Tout d'abord cette pièce n'est pas un album comme les autres. C'est un concept-album dont le thème est la journée normale d'un homme. Dans l'immédiat, on pourrait penser que ce thème est simpliste au possible pour un opus de l'envergure d'un concept-album. Ce serait tomber dans un piège et oublier que cet album a presque 50 ans d'existence. Certes, aujourd'hui on compte des dizaines de production de ce type, mais en 1967 le principe de concept-album est encore tout frais et dans la musique rock les opus de ce genre se comptent alors sur les doigts d'une main : Blonde on Blonde de
Bob Dylan et Pet Sounds des Beach Boys sont sortis en 1966 et Sgt Pepper et Cie en juin 1967 des Beatles. Aussi cet album est loin d'être conformiste avec un propos basique, il est ambitieux et visionnaire comme on imagine même pas.
Parlons maintenant d'un point de vue musical. Ne soyons pas chiche en compliments, les instrumentations sont grandissimes. Sonnant beaucoup comme une pièce de musique classique habillée de nombreuses touches rock, cet album dévoile une richesse musicale incroyable. "The Day Begins" commence telle une pièce du courant romantique avec ses magnifiques violons laissant place aux bois qui lancent une première fois le thème devenu culte de "
Nights in White Satin". Mais la narration chaude et claire de Mike Pinder interrompt la musique... Nous sommes embarqués pour une journée ordinaire contée de manière extraordinaire, où la qualité musicale, qu'elle soit symphonique ou rock, ne descend jamais. Et, encore une fois, si des passages vous paraissent kitsch (l'intro de "Lunch Break" tout droit sortie d'un film avec Louis de Funès par exemple), rappelez-vous : 1967.

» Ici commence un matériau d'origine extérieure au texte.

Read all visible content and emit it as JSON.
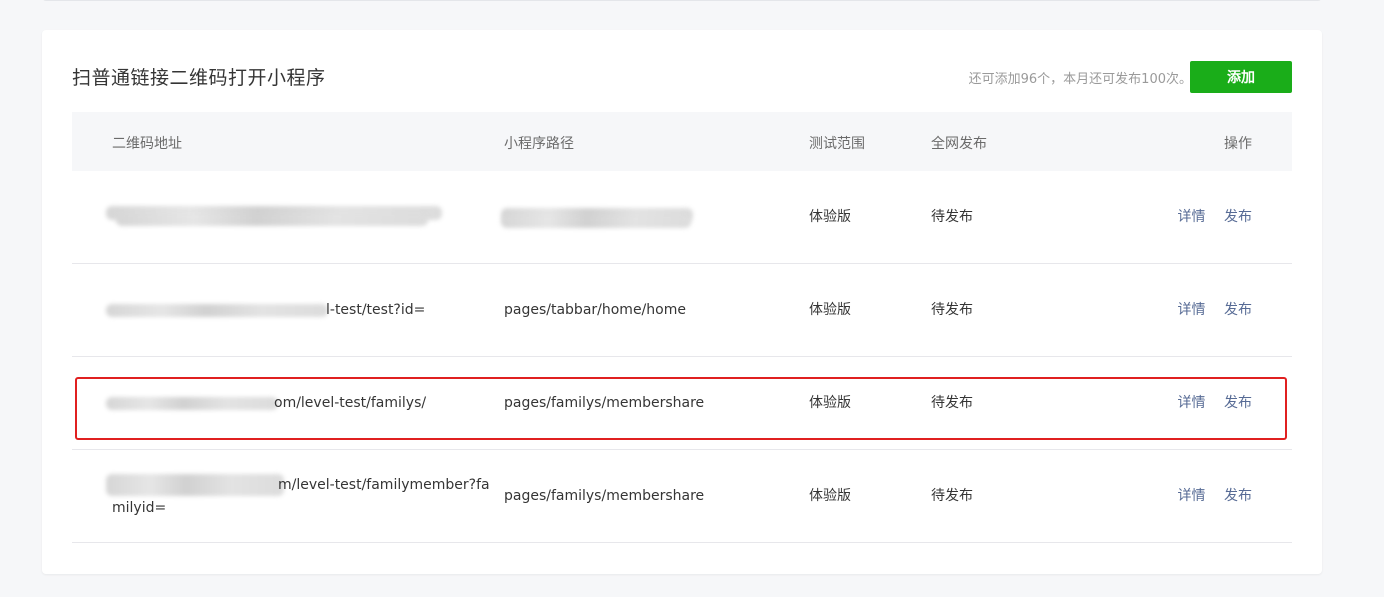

Quant au chant, les britanniques se sont partagés la tâche, chacun chantant sur la piste lui correspondant le mieux pour un résultat optimal. Cependant la prestation de Julian sur "Dawn is a Feeling" se détache clairement du lot, Mike Pinder ayant écrit cette chanson juste pour lui et force est de constater qu'il ne s'est pas trompé, car Julian approche le divin sur cette piste.
Enfin, parlons du mellotron de Mike Pinder, la grande (ou plutôt une des grandes) révolution(s) de cet album. Si son usage était largement répandu dans les années 60,
The Moody Blues l'a certainement rendu culte de par son utilisation pour leur titre phare, "

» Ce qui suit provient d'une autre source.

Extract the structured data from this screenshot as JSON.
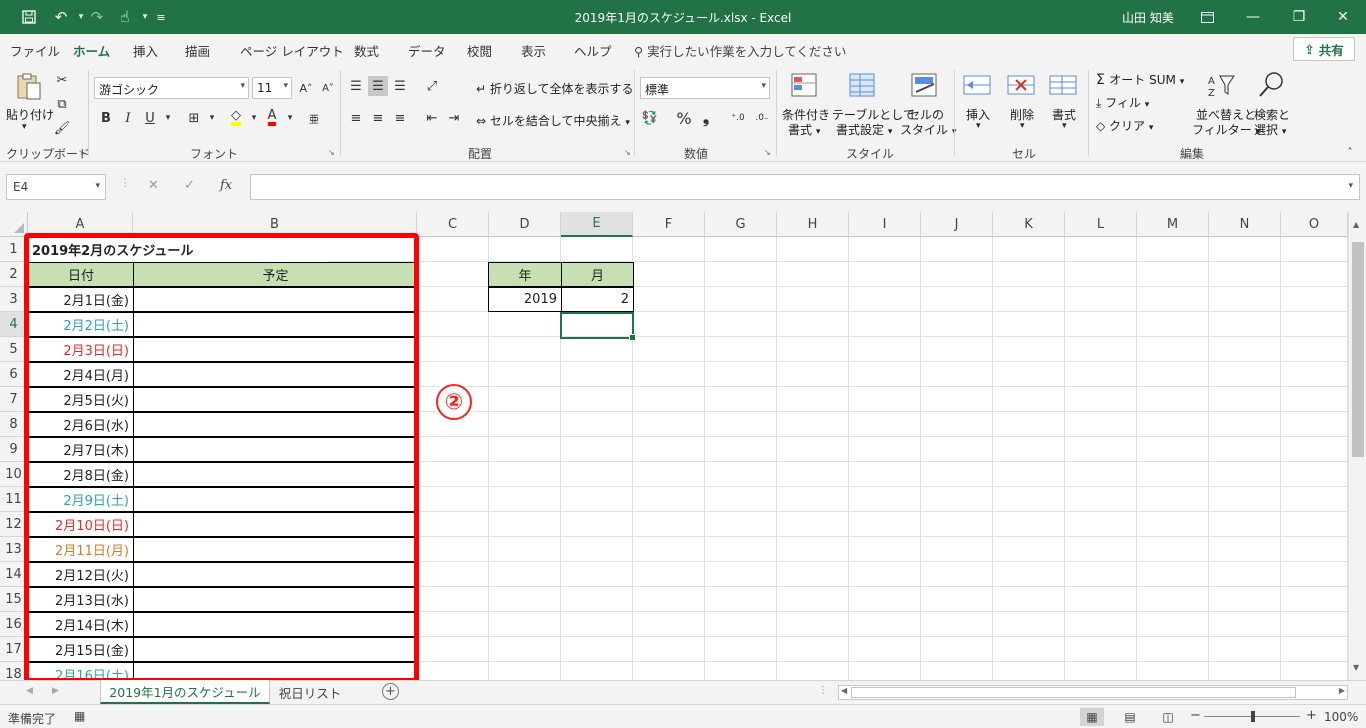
{
  "window": {
    "title": "2019年1月のスケジュール.xlsx  -  Excel",
    "user": "山田 知美"
  },
  "tabs": [
    "ファイル",
    "ホーム",
    "挿入",
    "描画",
    "ページ レイアウト",
    "数式",
    "データ",
    "校閲",
    "表示",
    "ヘルプ"
  ],
  "search_placeholder": "実行したい作業を入力してください",
  "share_label": "共有",
  "ribbon": {
    "clipboard": {
      "label": "クリップボード",
      "paste": "貼り付け"
    },
    "font": {
      "label": "フォント",
      "name": "游ゴシック",
      "size": "11"
    },
    "alignment": {
      "label": "配置",
      "wrap": "折り返して全体を表示する",
      "merge": "セルを結合して中央揃え"
    },
    "number": {
      "label": "数値",
      "format": "標準"
    },
    "styles": {
      "label": "スタイル",
      "cond1": "条件付き",
      "cond2": "書式",
      "table1": "テーブルとして",
      "table2": "書式設定",
      "cell1": "セルの",
      "cell2": "スタイル"
    },
    "cells": {
      "label": "セル",
      "insert": "挿入",
      "delete": "削除",
      "format": "書式"
    },
    "editing": {
      "label": "編集",
      "autosum": "オート SUM",
      "fill": "フィル",
      "clear": "クリア",
      "sort1": "並べ替えと",
      "sort2": "フィルター",
      "find1": "検索と",
      "find2": "選択"
    }
  },
  "formula_bar": {
    "name_box": "E4",
    "fx": "fx",
    "value": ""
  },
  "columns": [
    "A",
    "B",
    "C",
    "D",
    "E",
    "F",
    "G",
    "H",
    "I",
    "J",
    "K",
    "L",
    "M",
    "N",
    "O"
  ],
  "selected_column": "E",
  "rows": [
    "1",
    "2",
    "3",
    "4",
    "5",
    "6",
    "7",
    "8",
    "9",
    "10",
    "11",
    "12",
    "13",
    "14",
    "15",
    "16",
    "17",
    "18"
  ],
  "selected_row": "4",
  "sheet": {
    "a1_title": "2019年2月のスケジュール",
    "header_date": "日付",
    "header_plan": "予定",
    "dates": [
      {
        "text": "2月1日(金)",
        "kind": "weekday"
      },
      {
        "text": "2月2日(土)",
        "kind": "sat"
      },
      {
        "text": "2月3日(日)",
        "kind": "sun"
      },
      {
        "text": "2月4日(月)",
        "kind": "weekday"
      },
      {
        "text": "2月5日(火)",
        "kind": "weekday"
      },
      {
        "text": "2月6日(水)",
        "kind": "weekday"
      },
      {
        "text": "2月7日(木)",
        "kind": "weekday"
      },
      {
        "text": "2月8日(金)",
        "kind": "weekday"
      },
      {
        "text": "2月9日(土)",
        "kind": "sat"
      },
      {
        "text": "2月10日(日)",
        "kind": "sun"
      },
      {
        "text": "2月11日(月)",
        "kind": "hol"
      },
      {
        "text": "2月12日(火)",
        "kind": "weekday"
      },
      {
        "text": "2月13日(水)",
        "kind": "weekday"
      },
      {
        "text": "2月14日(木)",
        "kind": "weekday"
      },
      {
        "text": "2月15日(金)",
        "kind": "weekday"
      },
      {
        "text": "2月16日(土)",
        "kind": "sat"
      }
    ],
    "year_header": "年",
    "month_header": "月",
    "year_value": "2019",
    "month_value": "2"
  },
  "annotation_badge": "②",
  "sheet_tabs": [
    "2019年1月のスケジュール",
    "祝日リスト"
  ],
  "status": {
    "text": "準備完了",
    "zoom": "100%"
  }
}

Nights in White Satin" bien entendu. Et je crois ne pas prendre de risque lorsque j'annonce que c'est grâce à cette piste que le mellotron sera un instrument si populaire chez les groupes de rock progressif des années 70.

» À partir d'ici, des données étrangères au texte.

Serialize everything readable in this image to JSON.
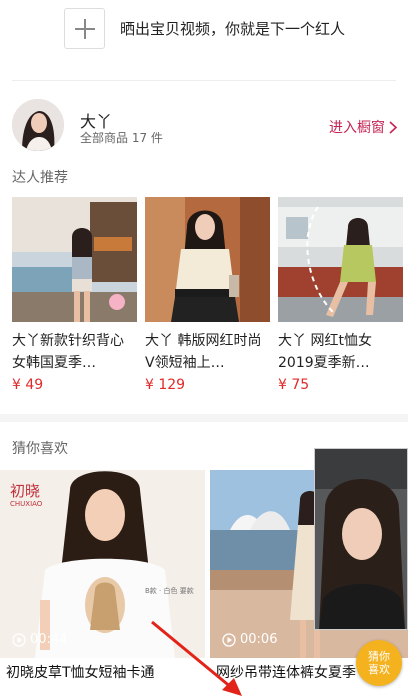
{
  "post_bar": {
    "text": "晒出宝贝视频，你就是下一个红人"
  },
  "shop": {
    "name": "大丫",
    "count_label": "全部商品 17 件",
    "enter_label": "进入橱窗"
  },
  "section_recommend": "达人推荐",
  "recommended": [
    {
      "title": "大丫新款针织背心女韩国夏季…",
      "price": "¥ 49"
    },
    {
      "title": "大丫 韩版网红时尚V领短袖上…",
      "price": "¥ 129"
    },
    {
      "title": "大丫 网红t恤女2019夏季新…",
      "price": "¥ 75"
    }
  ],
  "section_guess": "猜你喜欢",
  "feed": [
    {
      "duration": "00:44",
      "title": "初晓皮草T恤女短袖卡通",
      "brand": "初晓",
      "brand_sub": "CHUXIAO",
      "tag": "B款 · 白色 要款"
    },
    {
      "duration": "00:06",
      "title": "网纱吊带连体裤女夏季"
    }
  ],
  "guess_button": {
    "line1": "猜你",
    "line2": "喜欢"
  },
  "colors": {
    "accent": "#c62453",
    "price": "#e02a2a",
    "badge": "#f5b21f"
  }
}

Comme note finale, Mike Pinder déclame "Late Lament", poème du batteur Graeme Edge dont les vers décrivent les pensées quelque peu moroses pouvant traverser l'esprit de différents types de personnes à la tombée de la nuit (les vieux rêvant d'être jeunes, de l'énergie inutilement dépensée...). Cette magnifique outro prolonge ainsi la magie de quelques secondes. Un sourire se dessine sur votre visage et un sentiment de satisfaction vous envahit. Vous venez d'entendre un grand album, une sinon la première pierre de l'imposant et grandiose monument que sera le rock progressif...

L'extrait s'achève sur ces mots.